Connectivity. A complete graph is described as connected if for all its distinct pairs of nodes there is a linking chain. Direction does not have importance for a graph to be connected, but may be a factor for the level of connectivity. If p>1 the graph is not connected because it has more than one sub-graph (or component). There are various levels of connectivity, depending on the degree at which each pair of nodes is connected.
Complementarity. Two sub graphs are complementary if their union results in a complete graph. Multimodal transportation networks are complementary as each sub-graph (modal network) benefits from the connectivity of other sub-graphs.

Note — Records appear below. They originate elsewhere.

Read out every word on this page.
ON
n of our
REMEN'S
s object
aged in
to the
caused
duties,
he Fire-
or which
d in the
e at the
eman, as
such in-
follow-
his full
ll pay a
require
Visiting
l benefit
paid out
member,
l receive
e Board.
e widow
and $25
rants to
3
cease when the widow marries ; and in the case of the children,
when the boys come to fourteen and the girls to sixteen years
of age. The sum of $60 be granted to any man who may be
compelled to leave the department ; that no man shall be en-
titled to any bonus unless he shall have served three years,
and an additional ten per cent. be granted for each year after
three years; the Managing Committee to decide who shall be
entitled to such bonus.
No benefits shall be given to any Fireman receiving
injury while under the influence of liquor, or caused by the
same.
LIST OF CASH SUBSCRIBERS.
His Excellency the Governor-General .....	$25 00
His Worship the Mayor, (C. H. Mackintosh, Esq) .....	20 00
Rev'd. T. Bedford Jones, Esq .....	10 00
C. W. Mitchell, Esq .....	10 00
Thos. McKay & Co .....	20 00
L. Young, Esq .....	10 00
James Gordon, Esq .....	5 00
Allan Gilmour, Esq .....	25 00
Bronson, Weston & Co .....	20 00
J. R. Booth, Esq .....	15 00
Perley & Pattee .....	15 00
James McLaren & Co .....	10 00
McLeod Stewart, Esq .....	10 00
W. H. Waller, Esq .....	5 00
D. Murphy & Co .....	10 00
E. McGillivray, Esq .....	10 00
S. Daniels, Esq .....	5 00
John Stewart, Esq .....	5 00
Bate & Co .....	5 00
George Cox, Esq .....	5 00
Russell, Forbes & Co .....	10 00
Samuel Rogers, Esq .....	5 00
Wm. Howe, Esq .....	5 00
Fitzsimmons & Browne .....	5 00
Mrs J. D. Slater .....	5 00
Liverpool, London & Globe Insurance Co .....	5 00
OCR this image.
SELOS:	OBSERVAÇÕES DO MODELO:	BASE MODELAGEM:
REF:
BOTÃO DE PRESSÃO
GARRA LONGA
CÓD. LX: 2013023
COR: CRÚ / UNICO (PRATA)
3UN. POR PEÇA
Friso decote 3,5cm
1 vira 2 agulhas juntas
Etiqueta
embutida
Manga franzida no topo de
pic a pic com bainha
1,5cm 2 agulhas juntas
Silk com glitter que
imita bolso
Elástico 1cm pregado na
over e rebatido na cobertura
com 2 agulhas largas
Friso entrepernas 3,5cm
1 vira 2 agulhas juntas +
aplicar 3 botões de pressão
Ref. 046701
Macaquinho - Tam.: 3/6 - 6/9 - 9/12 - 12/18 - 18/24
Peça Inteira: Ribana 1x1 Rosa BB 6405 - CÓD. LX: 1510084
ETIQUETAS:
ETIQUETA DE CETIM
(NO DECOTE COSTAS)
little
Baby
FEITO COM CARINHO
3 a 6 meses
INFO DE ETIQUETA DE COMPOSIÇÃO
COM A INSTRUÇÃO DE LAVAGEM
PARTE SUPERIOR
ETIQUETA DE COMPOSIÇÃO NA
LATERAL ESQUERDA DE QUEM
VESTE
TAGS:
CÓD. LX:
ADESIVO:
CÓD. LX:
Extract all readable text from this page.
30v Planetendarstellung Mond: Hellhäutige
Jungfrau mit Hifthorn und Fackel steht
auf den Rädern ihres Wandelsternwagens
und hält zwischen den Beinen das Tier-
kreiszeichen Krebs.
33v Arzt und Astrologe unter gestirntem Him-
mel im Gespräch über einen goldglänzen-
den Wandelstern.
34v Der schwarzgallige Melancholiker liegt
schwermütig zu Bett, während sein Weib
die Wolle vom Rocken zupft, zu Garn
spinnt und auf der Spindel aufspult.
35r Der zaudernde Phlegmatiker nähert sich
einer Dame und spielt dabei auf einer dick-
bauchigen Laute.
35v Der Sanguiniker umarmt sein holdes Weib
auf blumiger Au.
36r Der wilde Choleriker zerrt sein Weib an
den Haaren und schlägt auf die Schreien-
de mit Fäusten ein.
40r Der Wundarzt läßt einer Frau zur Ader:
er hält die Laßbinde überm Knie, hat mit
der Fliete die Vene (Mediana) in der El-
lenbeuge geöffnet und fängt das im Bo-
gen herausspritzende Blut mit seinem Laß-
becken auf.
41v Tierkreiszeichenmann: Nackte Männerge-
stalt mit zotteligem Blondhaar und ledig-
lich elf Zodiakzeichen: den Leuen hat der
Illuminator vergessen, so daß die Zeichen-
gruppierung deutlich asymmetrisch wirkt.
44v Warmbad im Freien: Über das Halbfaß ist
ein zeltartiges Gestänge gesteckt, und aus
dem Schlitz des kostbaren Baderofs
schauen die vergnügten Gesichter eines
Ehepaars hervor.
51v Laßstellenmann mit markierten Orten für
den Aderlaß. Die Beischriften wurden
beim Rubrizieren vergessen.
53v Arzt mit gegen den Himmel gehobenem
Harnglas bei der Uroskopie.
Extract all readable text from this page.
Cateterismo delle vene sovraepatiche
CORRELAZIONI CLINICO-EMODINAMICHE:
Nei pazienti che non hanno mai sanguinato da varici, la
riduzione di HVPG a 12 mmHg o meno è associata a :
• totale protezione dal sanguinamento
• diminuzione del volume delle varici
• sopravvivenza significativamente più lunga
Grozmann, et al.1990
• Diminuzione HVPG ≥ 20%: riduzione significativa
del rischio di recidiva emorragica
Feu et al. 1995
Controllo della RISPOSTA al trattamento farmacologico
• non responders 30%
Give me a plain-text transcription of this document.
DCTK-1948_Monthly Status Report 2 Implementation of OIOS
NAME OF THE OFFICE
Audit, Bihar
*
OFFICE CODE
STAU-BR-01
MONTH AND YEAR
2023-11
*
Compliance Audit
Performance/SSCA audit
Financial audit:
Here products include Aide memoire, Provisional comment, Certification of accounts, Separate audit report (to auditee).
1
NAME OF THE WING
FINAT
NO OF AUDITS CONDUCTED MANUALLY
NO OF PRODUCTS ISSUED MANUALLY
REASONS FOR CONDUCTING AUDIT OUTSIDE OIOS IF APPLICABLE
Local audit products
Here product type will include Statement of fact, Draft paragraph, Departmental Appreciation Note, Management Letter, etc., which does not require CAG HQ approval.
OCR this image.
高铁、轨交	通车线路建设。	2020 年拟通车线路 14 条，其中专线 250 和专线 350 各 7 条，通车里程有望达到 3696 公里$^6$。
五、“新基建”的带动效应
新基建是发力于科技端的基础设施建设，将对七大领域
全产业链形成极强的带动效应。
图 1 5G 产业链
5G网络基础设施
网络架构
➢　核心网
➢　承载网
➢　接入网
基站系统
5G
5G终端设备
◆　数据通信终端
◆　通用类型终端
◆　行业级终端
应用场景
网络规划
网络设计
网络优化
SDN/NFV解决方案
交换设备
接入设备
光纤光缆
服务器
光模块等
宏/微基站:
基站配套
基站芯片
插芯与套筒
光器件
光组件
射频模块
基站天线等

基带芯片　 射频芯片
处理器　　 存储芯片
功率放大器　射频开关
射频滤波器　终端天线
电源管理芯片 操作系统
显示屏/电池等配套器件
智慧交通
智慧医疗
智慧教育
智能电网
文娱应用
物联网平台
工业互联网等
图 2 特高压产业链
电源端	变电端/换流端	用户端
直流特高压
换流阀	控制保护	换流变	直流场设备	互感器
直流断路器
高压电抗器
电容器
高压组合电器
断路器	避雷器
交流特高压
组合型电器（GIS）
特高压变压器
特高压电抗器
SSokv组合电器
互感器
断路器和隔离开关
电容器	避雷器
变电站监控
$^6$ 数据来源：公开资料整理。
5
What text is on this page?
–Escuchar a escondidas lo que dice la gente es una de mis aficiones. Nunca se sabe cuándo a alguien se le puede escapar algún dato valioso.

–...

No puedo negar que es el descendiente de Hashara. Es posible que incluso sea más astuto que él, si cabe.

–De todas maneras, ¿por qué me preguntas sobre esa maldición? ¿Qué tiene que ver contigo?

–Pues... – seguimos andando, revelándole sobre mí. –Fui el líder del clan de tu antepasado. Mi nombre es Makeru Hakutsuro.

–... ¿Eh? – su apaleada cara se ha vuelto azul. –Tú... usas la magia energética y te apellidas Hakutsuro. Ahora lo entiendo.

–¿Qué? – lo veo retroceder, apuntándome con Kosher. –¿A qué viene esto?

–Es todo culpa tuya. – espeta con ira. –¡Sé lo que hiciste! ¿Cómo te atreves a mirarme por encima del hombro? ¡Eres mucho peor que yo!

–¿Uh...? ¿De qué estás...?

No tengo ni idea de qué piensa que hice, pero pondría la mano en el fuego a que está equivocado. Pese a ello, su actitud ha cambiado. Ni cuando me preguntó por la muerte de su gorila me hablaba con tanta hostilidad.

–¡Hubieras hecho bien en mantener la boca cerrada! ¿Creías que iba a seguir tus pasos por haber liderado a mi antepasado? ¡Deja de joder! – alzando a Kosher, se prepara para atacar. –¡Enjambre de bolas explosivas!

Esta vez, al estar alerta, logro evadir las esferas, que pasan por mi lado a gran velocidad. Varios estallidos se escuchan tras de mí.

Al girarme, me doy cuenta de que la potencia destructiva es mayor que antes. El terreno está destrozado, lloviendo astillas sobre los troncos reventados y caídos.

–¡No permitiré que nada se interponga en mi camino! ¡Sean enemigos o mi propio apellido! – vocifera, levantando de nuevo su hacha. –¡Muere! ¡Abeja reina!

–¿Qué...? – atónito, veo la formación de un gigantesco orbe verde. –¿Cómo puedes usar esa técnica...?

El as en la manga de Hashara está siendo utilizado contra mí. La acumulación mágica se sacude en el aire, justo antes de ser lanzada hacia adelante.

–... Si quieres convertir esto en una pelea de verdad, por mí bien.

Root. A node r where every other node is the extremity of a path coming from r is a root. Direction has an importance. A root is generally the starting point of a distribution system, such as a factory or a warehouse.
Trees. A connected graph without a cycle is a tree. A tree has the same number of links than nodes plus one. (e = v-1). If a link is removed, the graph ceases to be connected. If a new link between two nodes is provided, a cycle is created. A branch of root r is a tree where no links are connecting any node more than once. River basins are typical examples of tree-like networks based on multiple sources connecting towards a single estuary. This structure strongly influences river transport systems.
Articulation Node. In a connected graph, a node is an articulation node if the sub-graph obtained by removing this node is no longer connected. It therefore contains more than one sub-graph (p > 1). An articulation node is generally a port or an airport, or an important hub of a transportation network, which serves as a bottleneck. It is also called a bridge node.
Isthmus. In a connected graph, an isthmus is a link that is creating, when removed, two sub-graphs having at least one connection. Most central links in a complex network are often isthmuses, which removal by reiteration helps revealing dense communities (clusters).